Five of DEM's top-10 country weights showed double-digit dividend growth over the past year, lead by 35.2 percent dividend growth in Thailand, the ETF's sixth-largest country weight. More importantly, China is now the largest emerging markets dividend payer in dollar terms with a dividend stream of almost $27 billion, according to WisdomTree data.
The best year-over-year dividend growth among the four BRIC nations came by way of Russia, a country that desperately wants to increase its allure as a dividend destination. According to WisdomTree, Russia's dividend stream jumped almost 29 percent for the year ending May 31.
Russia and China are DEM's two largest country allocations, combining for 35.5 percent of the ETF's weight.
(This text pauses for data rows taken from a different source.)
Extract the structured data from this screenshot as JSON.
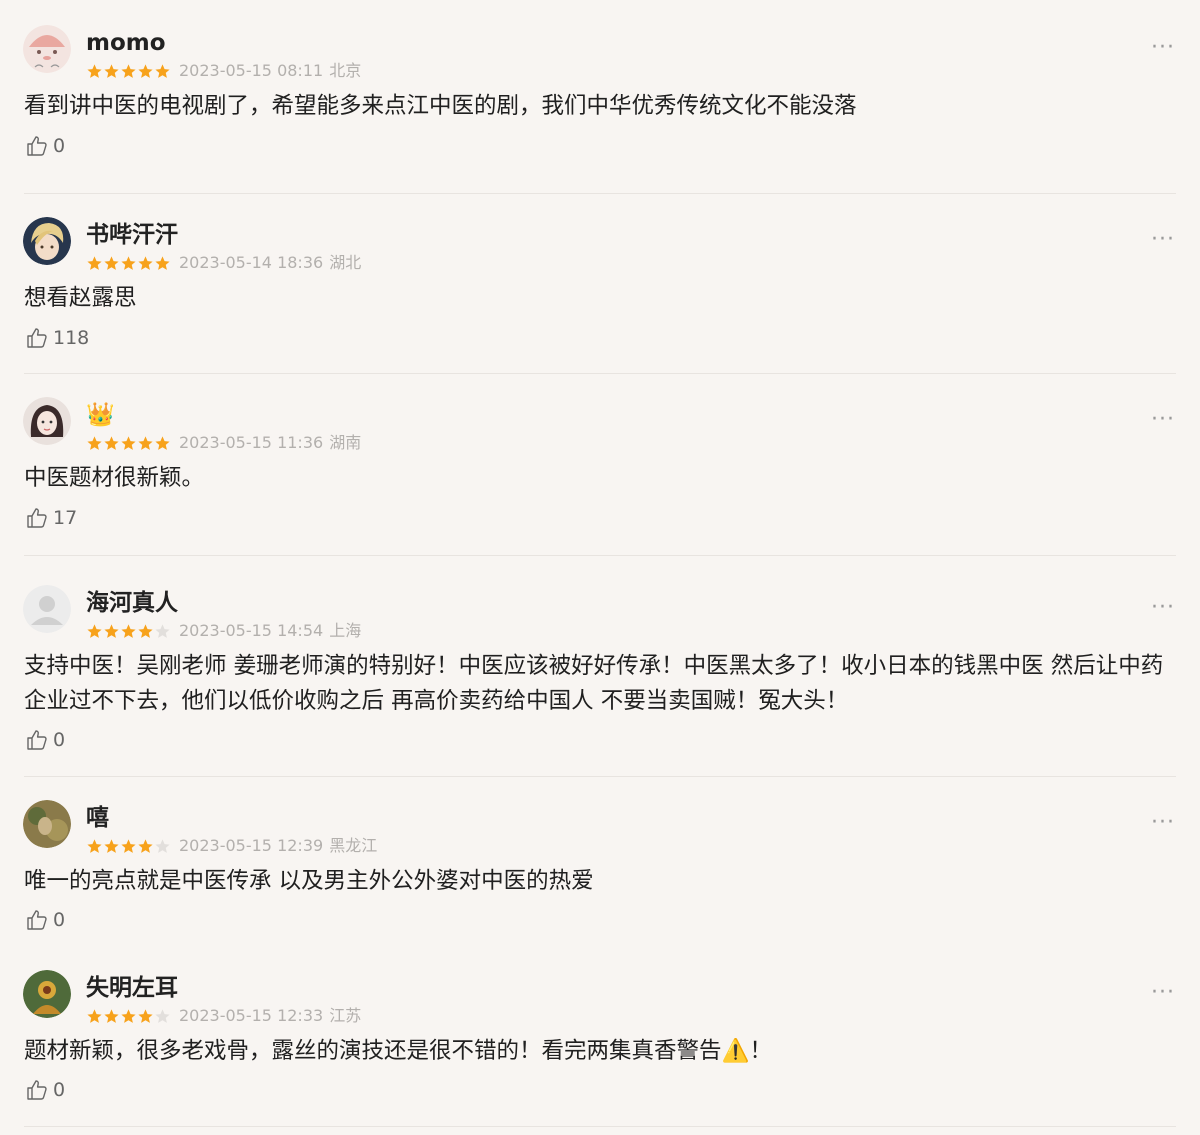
{
  "comments": [
    {
      "username": "momo",
      "rating": 5,
      "date": "2023-05-15 08:11",
      "location": "北京",
      "text": "看到讲中医的电视剧了，希望能多来点江中医的剧，我们中华优秀传统文化不能没落",
      "likes": "0",
      "avatar_icon": "pink-character-avatar",
      "more_label": "···"
    },
    {
      "username": "书哔汗汗",
      "rating": 5,
      "date": "2023-05-14 18:36",
      "location": "湖北",
      "text": "想看赵露思",
      "likes": "118",
      "avatar_icon": "blond-character-avatar",
      "more_label": "···"
    },
    {
      "username": "👑",
      "rating": 5,
      "date": "2023-05-15 11:36",
      "location": "湖南",
      "text": "中医题材很新颖。",
      "likes": "17",
      "avatar_icon": "cartoon-girl-avatar",
      "more_label": "···"
    },
    {
      "username": "海河真人",
      "rating": 4,
      "date": "2023-05-15 14:54",
      "location": "上海",
      "text": "支持中医！吴刚老师 姜珊老师演的特别好！中医应该被好好传承！中医黑太多了！收小日本的钱黑中医 然后让中药企业过不下去，他们以低价收购之后 再高价卖药给中国人 不要当卖国贼！冤大头！",
      "likes": "0",
      "avatar_icon": "default-gray-avatar",
      "more_label": "···"
    },
    {
      "username": "嘻",
      "rating": 4,
      "date": "2023-05-15 12:39",
      "location": "黑龙江",
      "text": "唯一的亮点就是中医传承 以及男主外公外婆对中医的热爱",
      "likes": "0",
      "avatar_icon": "photo-avatar",
      "more_label": "···"
    },
    {
      "username": "失明左耳",
      "rating": 4,
      "date": "2023-05-15 12:33",
      "location": "江苏",
      "text": "题材新颖，很多老戏骨，露丝的演技还是很不错的！看完两集真香警告⚠️！",
      "likes": "0",
      "avatar_icon": "green-figure-avatar",
      "more_label": "···"
    }
  ],
  "colors": {
    "star_filled": "#f7a21b",
    "star_empty": "#e2dfdc",
    "background": "#f8f5f2"
  }
}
"We believe that it is particularly important to pay attention to signals such as this in the current environment, where equity markets such as the United States or Japan are performing so strongly, while emerging market equities have failed to keep pace but have retained their economic growth advantage over developed countries. The relatively high trailing 12-month dividend yields across companies are apparent when we look at the 10 largest contributors to the EM Dividend Stream," according to a research paper published by WisdomTree's Schwartz and analysts Christopher Gannatti and Tripp Zimmerman.
While DEM has been criticized by some analysts for a large weight to Russia compared to VWO and EEM with those naysayers saying higher exposure to Russia means increased volatility for DEM, impressive is the fact the Russian dividends have grown even as state-run gas giant Gazprom's dividend stream has fallen and as other large Russian firm's have rebuffed President Vladimir Putin plans to force dividend payouts equivalent to 25 percent of net income.
Seven of the top-10 holdings in the WisdomTree Emerging Markets Equity Income Index, DEM's underlying index, had higher dividend streams at the end of May 2013 than they did at the end of May 2012. Gazprom and Banco de Brasil were the only members with lower dividends while Taiwan Semiconductor (NYSE: TSM) was flat, according to the data.
As for how things may be shaping for 2014, remembering that a big dividend for emerging markets can be followed by a year of impressive returns, the average yield on the top-10 holdings in DEM's index rose 80 basis, or 15 percent, to 5.6 percent for the year ending May 31. For example, shares of Brazilian mining giant Vale (NYSE: VALE) currently yield 5.6 percent, up from 4.5 percent on May 31, 2012. OAO Rosneft, Russia's largest oil company, has seen its yield climb nearly 400 basis points. Those stocks combine for nearly 8.3 percent of DEM's weight.